Bom... Não sei se os bloguistas (será que é este o nome comummente aceite por todos?) principiantes, têm tido a mesmíssima experiência que eu. Ou seja, estamos tão entusiasmados com o facto de irmos entrar numa experiência completamente nova que nos esquecemos das coisas mais básicas e essenciais, como por exemplo a pergunta fulminante que me ocorreu à dez minutos atrás quando acabei de criar o blogue "Vou escrever sobre quê?". Pois é... um problema. Cinco minutos depois, durante os quais me empenhei profundamente para achar uma resposta que não teve a decência de se apresentar na forma a que aspirava, apenas me veio à lembrança falar sobre outro dilema que me tinha ocorrido durante o projecto de concepção, o nome para este blog. E, agora, vistas bem as coisas, bem poderia tê-lo chamado de "Blogue dos dilemas" ou "Blogus dilemus", ou algo parecido. Mas não, intitulei-o de "Bloguista anónimo" caso ainda não tenham reparado. E porquê?, perguntam-me vocês. Não faço a minima ideia, respondo eu.
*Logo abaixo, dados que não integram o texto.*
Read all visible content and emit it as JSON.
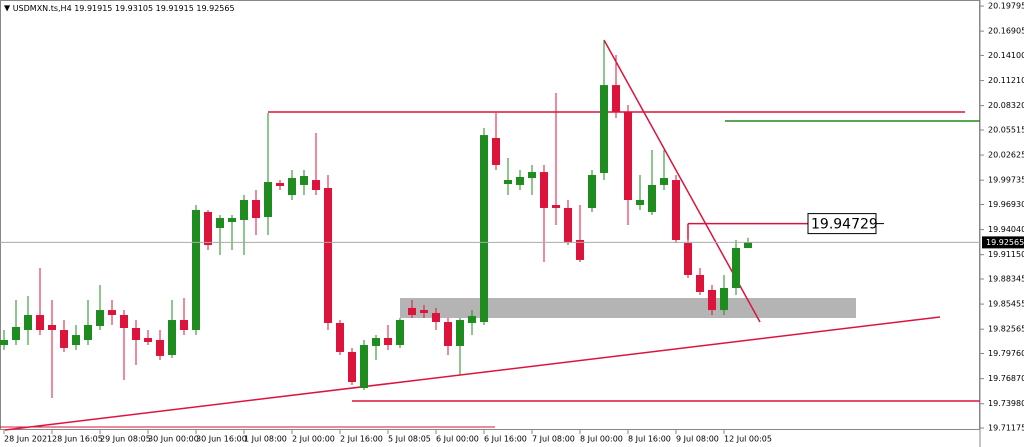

Ou melhor, até faço, mas vai tornar-se talvez um pouco complicado explicar-vos, não sei. É que eu também não tenho muito jeito para explicações, o meu sobrinho que o diga acerca das de matemática. Mas vamos lá tentar explicar o raciocinio. Caso vos comece a doer a carola, façam favor de utilizar uma aspirina (ou algo mais forte e ilícito, quem sabe), pois numa relação tem que haver um esforço dos dois lados, e com a palavra relação não vos estou a convidar para dormirem comigo, atenção, atenção. Têm-me dito que isto dos blogues é deveras viciante, e eu como um rapazolas prevenido e precavido que sou e que portanto gosta exactamente de saber que rumo levar e de que forma levá-lo, declaro desde já solenemente que sei perfeitamente que me irei tornar num blogodependente, que assumo isso conscientemente e com toda a frontalidade, mas da mesma forma irei com toda a naturalidade saber quando parar, embora todos tenhamos consciência que a diferença entre o saber, o querer e o parar de facto é enorme. Mas irei lutar por isso na altura certa, recorrendo caso seja necessário, a certas reuniões que existem (ou não?) de ex-blogodependentes, as chamadas reuniões dos bloguistas anónimos. Eu sei que é complicado... mas... eu sou assim. Posto isto, vou-me deitar, na esperança que durante a noite não acorde com suores frios, a ressacar e a sentir necessidade de vir para aqui escrever. Até sempre.